Frank J. Batavick | Columnist
Back in the late 1970s when I was working at Maryland Public TV, an instructional TV producer was taping a math series for middle schools. He had the scriptwriter compose a rap song for one of the programs to teach the process of multiplication. When classroom teachers were asked to critique this program before its broadcast, they expressed concern about the use of rap, worrying that it was a fad that would soon date the series.
Almost forty years later, the top ten songs of the week still feature rap artists and “Straight Outta Compton,” a biopic about the late 80s rap group N.W.A., was one of last year's highest grossing movies at over $160 million and counting. So rap was certainly no fad and is now well implanted in our culture.
I guess the same can be said for tattoos. For the past two decades I have been patiently waiting for this cultural phenomenon to burn out, but today it is stronger than ever. An April 2015 Pew Research Center survey on tattoos revealed that 36% of adults from ages eighteen to twenty-five have at least one tattoo. The figure climbs to 40% for adults twenty-six to forty.
The estimated 21,000 tattoo parlors in the U.S. rake in an astounding $1,650,500,000 a year. (That’s no typo. It’s well over a billion dollars.) It all adds up. The average cost of a small tattoo is about $45, and an elaborate, arm and back-filling, mythological-themed, in living color illustration runs an average of $150 an hour—no small change. Not to be petty, but you have to wonder how some of our local street people can afford their pricey skin art.
And what’s the motivation for getting a tat? Twenty-nine per cent do so because it makes them feel rebellious, 31% say it makes them feel sexier, and 43% think that getting a tat with “a personal meaning is the most important factor.”

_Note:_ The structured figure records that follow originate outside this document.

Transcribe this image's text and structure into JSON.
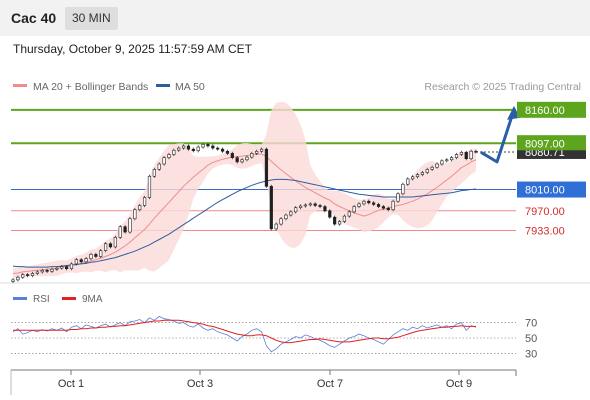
{
  "header": {
    "symbol": "Cac 40",
    "timeframe": "30 MIN",
    "timestamp": "Thursday, October 9, 2025 11:57:59 AM CET"
  },
  "legend": {
    "items": [
      {
        "label": "MA 20 + Bollinger Bands",
        "color": "#ef8d8d"
      },
      {
        "label": "MA 50",
        "color": "#2e5d9e"
      }
    ],
    "credit": "Research © 2025 Trading Central"
  },
  "rsi_legend": {
    "items": [
      {
        "label": "RSI",
        "color": "#5b7fd6"
      },
      {
        "label": "9MA",
        "color": "#e02222"
      }
    ]
  },
  "chart_data": [
    {
      "type": "candlestick",
      "title": "",
      "x_ticks": [
        "Oct 1",
        "Oct 3",
        "Oct 7",
        "Oct 9"
      ],
      "ylim": [
        7836,
        8186
      ],
      "current_price": {
        "label": "8080.71",
        "value": 8080.71
      },
      "levels": [
        {
          "label": "8160.00",
          "value": 8160,
          "kind": "resistance"
        },
        {
          "label": "8097.00",
          "value": 8097,
          "kind": "resistance"
        },
        {
          "label": "8010.00",
          "value": 8010,
          "kind": "pivot"
        },
        {
          "label": "7970.00",
          "value": 7970,
          "kind": "support"
        },
        {
          "label": "7933.00",
          "value": 7933,
          "kind": "support"
        }
      ],
      "forecast_path": [
        8080,
        8062,
        8160
      ],
      "series": [
        {
          "name": "Price",
          "values": [
            7840,
            7845,
            7850,
            7848,
            7852,
            7855,
            7858,
            7856,
            7860,
            7862,
            7865,
            7861,
            7870,
            7878,
            7874,
            7880,
            7888,
            7884,
            7895,
            7908,
            7902,
            7920,
            7940,
            7930,
            7955,
            7972,
            7980,
            7995,
            8035,
            8048,
            8058,
            8070,
            8076,
            8084,
            8088,
            8092,
            8086,
            8083,
            8090,
            8095,
            8092,
            8088,
            8086,
            8082,
            8078,
            8070,
            8062,
            8066,
            8071,
            8078,
            8082,
            8086,
            8016,
            7936,
            7945,
            7955,
            7962,
            7968,
            7976,
            7979,
            7981,
            7983,
            7980,
            7978,
            7970,
            7958,
            7945,
            7950,
            7960,
            7968,
            7978,
            7983,
            7988,
            7985,
            7982,
            7978,
            7975,
            7972,
            7988,
            8002,
            8020,
            8030,
            8034,
            8038,
            8042,
            8048,
            8052,
            8058,
            8064,
            8066,
            8070,
            8076,
            8080,
            8068,
            8082,
            8080.71
          ]
        },
        {
          "name": "MA 20",
          "values": [
            7852,
            7853,
            7855,
            7856,
            7857,
            7858,
            7859,
            7860,
            7861,
            7862,
            7864,
            7865,
            7867,
            7869,
            7871,
            7873,
            7876,
            7878,
            7881,
            7884,
            7888,
            7892,
            7898,
            7904,
            7911,
            7919,
            7927,
            7935,
            7945,
            7956,
            7966,
            7976,
            7986,
            7996,
            8006,
            8016,
            8025,
            8033,
            8041,
            8048,
            8056,
            8061,
            8064,
            8067,
            8069,
            8071,
            8072,
            8073,
            8074,
            8075,
            8076,
            8077,
            8072,
            8063,
            8055,
            8047,
            8040,
            8033,
            8026,
            8020,
            8014,
            8009,
            8004,
            7999,
            7994,
            7990,
            7983,
            7978,
            7974,
            7970,
            7966,
            7963,
            7960,
            7963,
            7967,
            7971,
            7973,
            7975,
            7978,
            7980,
            7982,
            7985,
            7988,
            7992,
            7997,
            8002,
            8008,
            8014,
            8021,
            8028,
            8035,
            8043,
            8051,
            8056,
            8062,
            8066
          ]
        },
        {
          "name": "MA 50",
          "values": [
            7866,
            7865,
            7865,
            7864,
            7864,
            7864,
            7864,
            7864,
            7865,
            7865,
            7866,
            7867,
            7868,
            7869,
            7870,
            7871,
            7873,
            7874,
            7876,
            7878,
            7880,
            7882,
            7885,
            7888,
            7891,
            7894,
            7898,
            7902,
            7906,
            7911,
            7916,
            7921,
            7926,
            7932,
            7938,
            7944,
            7950,
            7956,
            7962,
            7968,
            7974,
            7980,
            7986,
            7991,
            7996,
            8001,
            8006,
            8010,
            8014,
            8018,
            8021,
            8024,
            8026,
            8028,
            8029,
            8029,
            8029,
            8028,
            8027,
            8025,
            8023,
            8021,
            8019,
            8017,
            8015,
            8013,
            8011,
            8009,
            8007,
            8005,
            8003,
            8001,
            8000,
            7999,
            7998,
            7997,
            7996,
            7996,
            7996,
            7996,
            7996,
            7996,
            7996,
            7997,
            7998,
            7999,
            8000,
            8001,
            8002,
            8003,
            8004,
            8006,
            8008,
            8009,
            8010,
            8011
          ]
        }
      ]
    },
    {
      "type": "line",
      "title": "RSI",
      "x_ticks": [
        "Oct 1",
        "Oct 3",
        "Oct 7",
        "Oct 9"
      ],
      "ylim": [
        15,
        85
      ],
      "y_ticks": [
        "70",
        "50",
        "30"
      ],
      "series": [
        {
          "name": "RSI",
          "values": [
            58,
            62,
            55,
            57,
            60,
            58,
            61,
            59,
            62,
            60,
            63,
            58,
            64,
            66,
            62,
            67,
            65,
            63,
            66,
            68,
            64,
            67,
            70,
            66,
            71,
            72,
            74,
            70,
            76,
            73,
            78,
            75,
            74,
            72,
            69,
            70,
            66,
            64,
            68,
            63,
            60,
            62,
            58,
            56,
            54,
            50,
            46,
            52,
            55,
            60,
            62,
            58,
            40,
            32,
            36,
            42,
            45,
            48,
            52,
            50,
            54,
            52,
            49,
            47,
            44,
            40,
            38,
            42,
            46,
            50,
            52,
            55,
            53,
            50,
            48,
            45,
            42,
            48,
            54,
            58,
            62,
            60,
            64,
            62,
            66,
            63,
            65,
            67,
            64,
            66,
            62,
            68,
            70,
            60,
            66,
            64
          ]
        },
        {
          "name": "9MA",
          "values": [
            60,
            60,
            60,
            60,
            60,
            60,
            60,
            60,
            60,
            60,
            60,
            60,
            61,
            61,
            62,
            62,
            63,
            63,
            64,
            64,
            65,
            65,
            66,
            66,
            67,
            68,
            69,
            70,
            71,
            72,
            72,
            73,
            73,
            73,
            73,
            72,
            71,
            70,
            69,
            68,
            66,
            65,
            63,
            61,
            59,
            57,
            55,
            54,
            53,
            53,
            54,
            54,
            53,
            50,
            47,
            45,
            44,
            44,
            45,
            46,
            47,
            48,
            48,
            49,
            48,
            47,
            46,
            45,
            45,
            45,
            46,
            47,
            48,
            49,
            50,
            50,
            49,
            49,
            50,
            51,
            53,
            55,
            57,
            59,
            60,
            61,
            62,
            63,
            64,
            64,
            65,
            65,
            66,
            65,
            65,
            65
          ]
        }
      ]
    }
  ]
}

When I was a kid, tattoos were the province of the sailor and the soldier returning from foreign duty. They were usually bestowed after a night of drinking with your comrades, and there were many stories of guys waking up the next morning surprised at their new embellishments. The themes back then were pretty simple— anchors, eagles, U.S. flags, hearts, a woman’s figure with a girl friend’s name, and, of course, the ubiquitous “MOM.” Today virtually any image can be requested, from movie stars to elaborate 19th century Japanese prints, and the quality of the draftsmanship and ink is exceeding high. In our challenging economy, there are probably more than a few art school grads thankfully wielding the needle.
As may be apparent, I am not a big fan of tattoos, but have come to accept such adornments as wristlets, ankle tats, and even the above-the-buttocks tramp stamps. I know of a young couple who had wedding bands tattooed on their ring fingers in place of the gold metal variety and I find that charming. I draw the line at anything that defaces a person and that, I fear, they will be sorry for when middle age sets in, if not before. Sleeve tattoos (those that cover the arm like a long-sleeved shirt) and face tattoos fall into this category, as do full body tattoos that rival a carnival sideshow attraction. I’ve observed a few women with tats that march up their arms and land on their faces, encircling an eye. I consider these a grave mistake in judgment that they will someday regret and/or have to pay a small fortune to have removed.
Here’s an idea: What if patrons could choose an ink that slowly fades over the years? This innovation would help avoid eventual embarrassment and ensure that the Mount Fuji above one’s navel doesn’t morph into a diorama of the Grand Tetons over time.
I am not always a Bible literalist, but I do think it interesting that there are those in society who rail against same-sex marriage because of Leviticus 18:22, but offer no objection to tattoos despite what Leviticus 19:28 proscribes (“Do not… put tattoo marks on yourselves.”) That sounds pretty clear to me.
None of my three kids has tattoos, but I should steel myself for what my six grandkids may do when they come of age. I just hope they realize that sometimes beauty really is skin deep.
Frank Batavick is a graduate of Gloucester Catholic (‘63) and La Salle University ('67) with over 40 years of experience as a television writer/producer/director for public TV and media companies in IN and NJ. He has also served as adjunct faculty and visiting professor in Communications at colleges and universities in NY and MD. Frank now lives in MD with his wife Dori (GCHS, ‘63), where he is the vice chair of the Historical Society of Carroll County’s board of trustees, editor of the Carroll History Journal, and a weekly columnist and occasional feature writer for the Carroll County Times.